In the case of China, rather than attempting to rebalance, Beijing appears to have doubled down on its investment-export strategy. The few steps it has taken to support consumption have been modest at best. President Xi Jinping’s focus has been on developing new quality productive forces in high-tech industries, while not neglecting traditional industries. And the result – China’s investment to GDP ratio stands at around 40 per cent, its exports have risen to $3.58 trillion, and its trade surplus touched almost $1 trillion in 2024.

The varying approaches to the economy also find reflection in the differing strategies the two countries have adopted towards their exchange rates.

Officially, the RBI does not target the level of the rupee. But, by repeatedly intervening in the markets to stem the currency’s fall, the exchange rate management strategy — S&P Global has classified it as a “stabilised arrangement”, a type of soft peg — has tended to adversely impact export competitiveness, while ensuring cheap imports and boosting household purchasing power. But, this approach does mean that the trillion dollar targets set for the economy are more achievable.

On the other hand, China’s currency management has in the past run in the opposite direction. An undervalued currency aids export competitiveness, while keeping imports expensive, and reducing the purchasing power of households.

Rebalancing the Chinese economy away from investment towards consumption would impose costs — growth would slow down as the economy adjusts — costs that the country’s leadership seems reluctant to bear, oddly, in a political system that, unlike a democracy, does not give its citizens a regular channel to express dissatisfaction.

But, in India, where citizen backlash is captured through the never ending cycle of elections, the costs of muted investment growth, that results in poor job creation and subdued wage growth, find reflection in the political calculus via populist measures embraced to assuage discontent.

However, the pivot towards cash transfers — a recent report has pegged unconditional cash transfers at almost 1 per cent of GDP — and the emphasis on other populist and welfarist policies is in contrast to China where Xi Jinping has been quite forthright on the approach to be adopted. “To promote common prosperity, we cannot engage in ‘welfarism,’” he has said, adding that “it is unsustainable to engage in ‘welfarism’ that exceeds our capabilities. It will inevitably bring about serious economic and political problems.”

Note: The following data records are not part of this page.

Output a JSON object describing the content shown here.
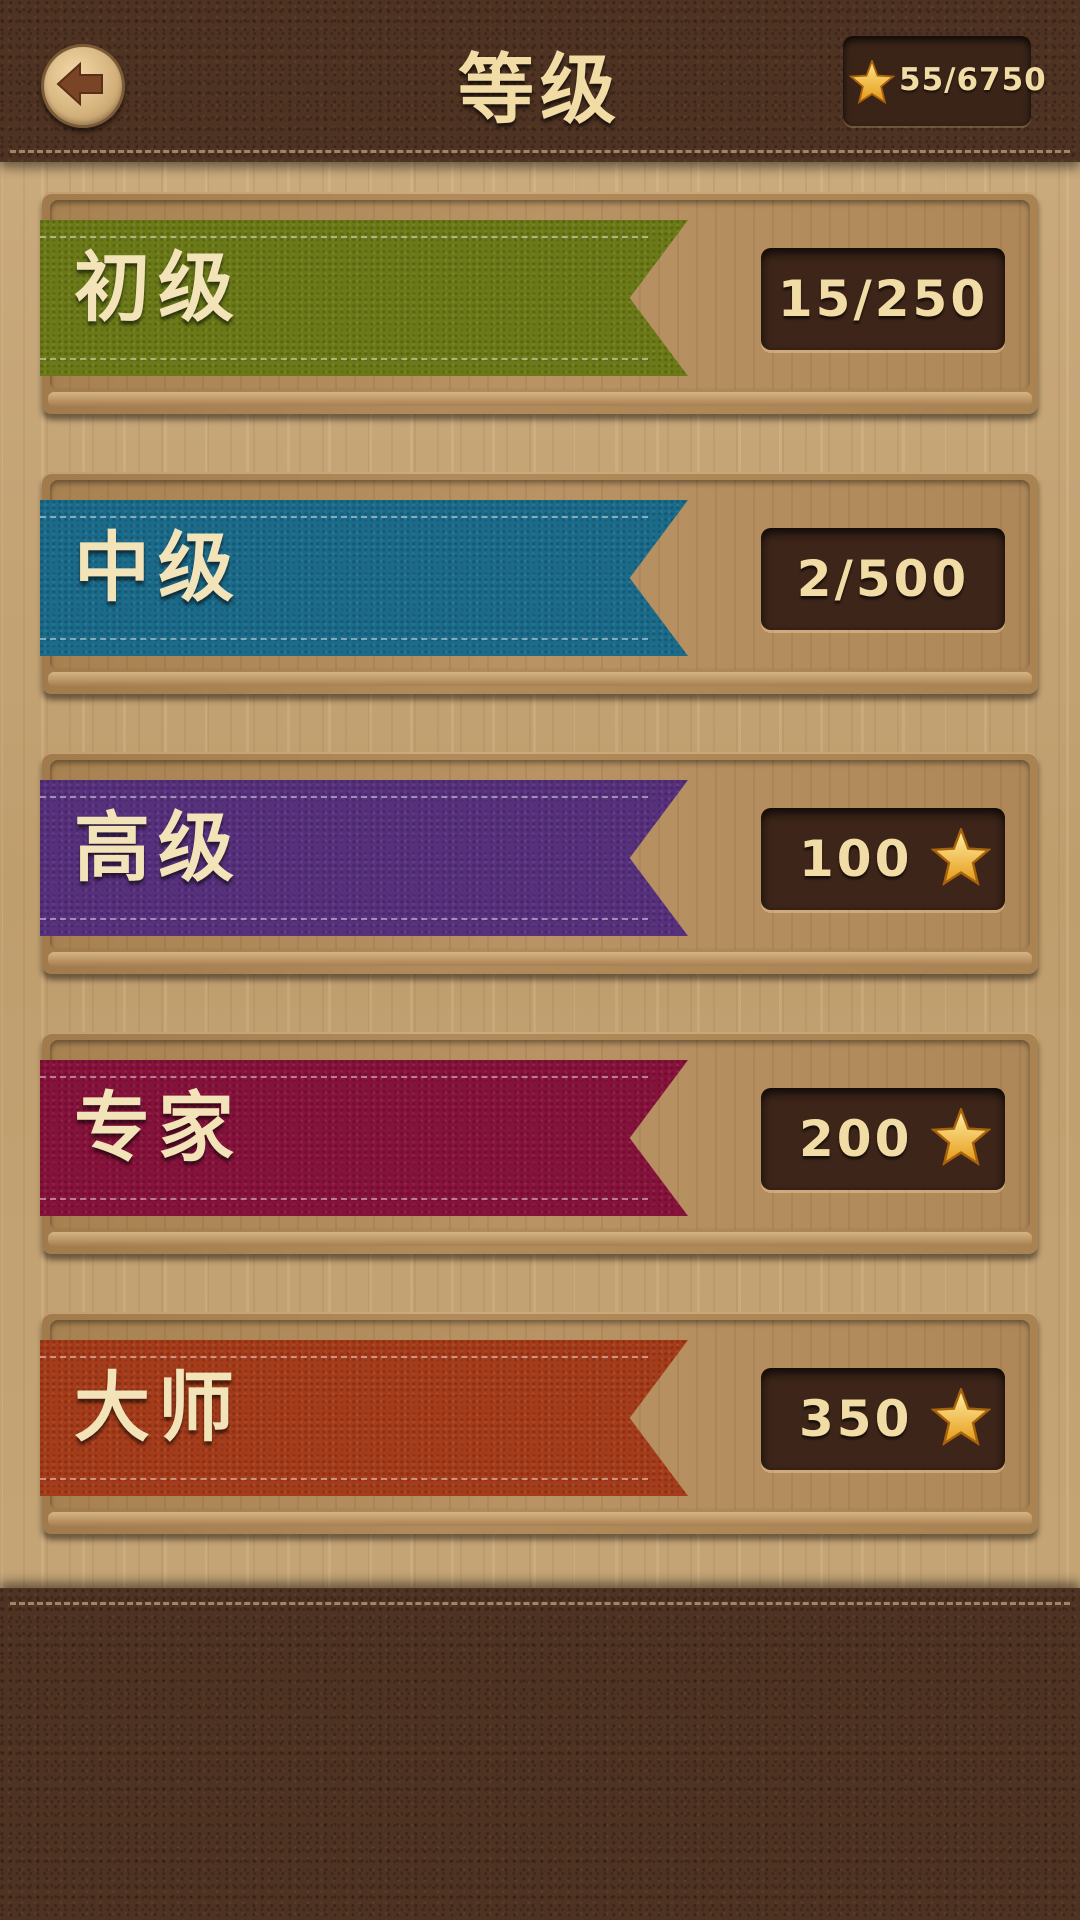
{
  "header": {
    "title": "等级",
    "star_total": "55/6750"
  },
  "colors": {
    "leather": "#4e3222",
    "wood": "#c7a678",
    "text_cream": "#f1dca6",
    "star_gold": "#f6c232"
  },
  "levels": [
    {
      "label": "初级",
      "score": "15/250",
      "star": false,
      "color": "#6b7a17"
    },
    {
      "label": "中级",
      "score": "2/500",
      "star": false,
      "color": "#1a6a8a"
    },
    {
      "label": "高级",
      "score": "100",
      "star": true,
      "color": "#57307d"
    },
    {
      "label": "专家",
      "score": "200",
      "star": true,
      "color": "#86113a"
    },
    {
      "label": "大师",
      "score": "350",
      "star": true,
      "color": "#a53b19"
    }
  ],
  "icons": {
    "back": "arrow-left-icon",
    "star": "star-icon"
  }
}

Only structural reforms can address the structural issues in the two economies. China’s challenges revolve around over investment and excess capacity, low household consumption and high savings, an ageing population and high debt levels, while India’s problems centre around subdued investment activity, which runs alongside the deepening capital intensity of production, a growing workforce that faces inadequate job opportunities in the non-farm sector, low household savings, high levels of informality and low productivity.

While addressing these issues is harder than many appreciate, in recent years, it does seem that the policy focus in both countries has shifted away from prioritising growth. And so, in the absence of deep reforms, China persists with its debt-fuelled investment-export led model of growth, the limits of which are being tested in a world that is either unable or unwilling to absorb its excess capacity, while India, in the face of sluggish manufacturing and investment growth, continues to rely on domestic consumption, fuelled by debt and tax giveaways.

The question is whether the required policy changes can be engineered or will the laws of path dependency make progress difficult.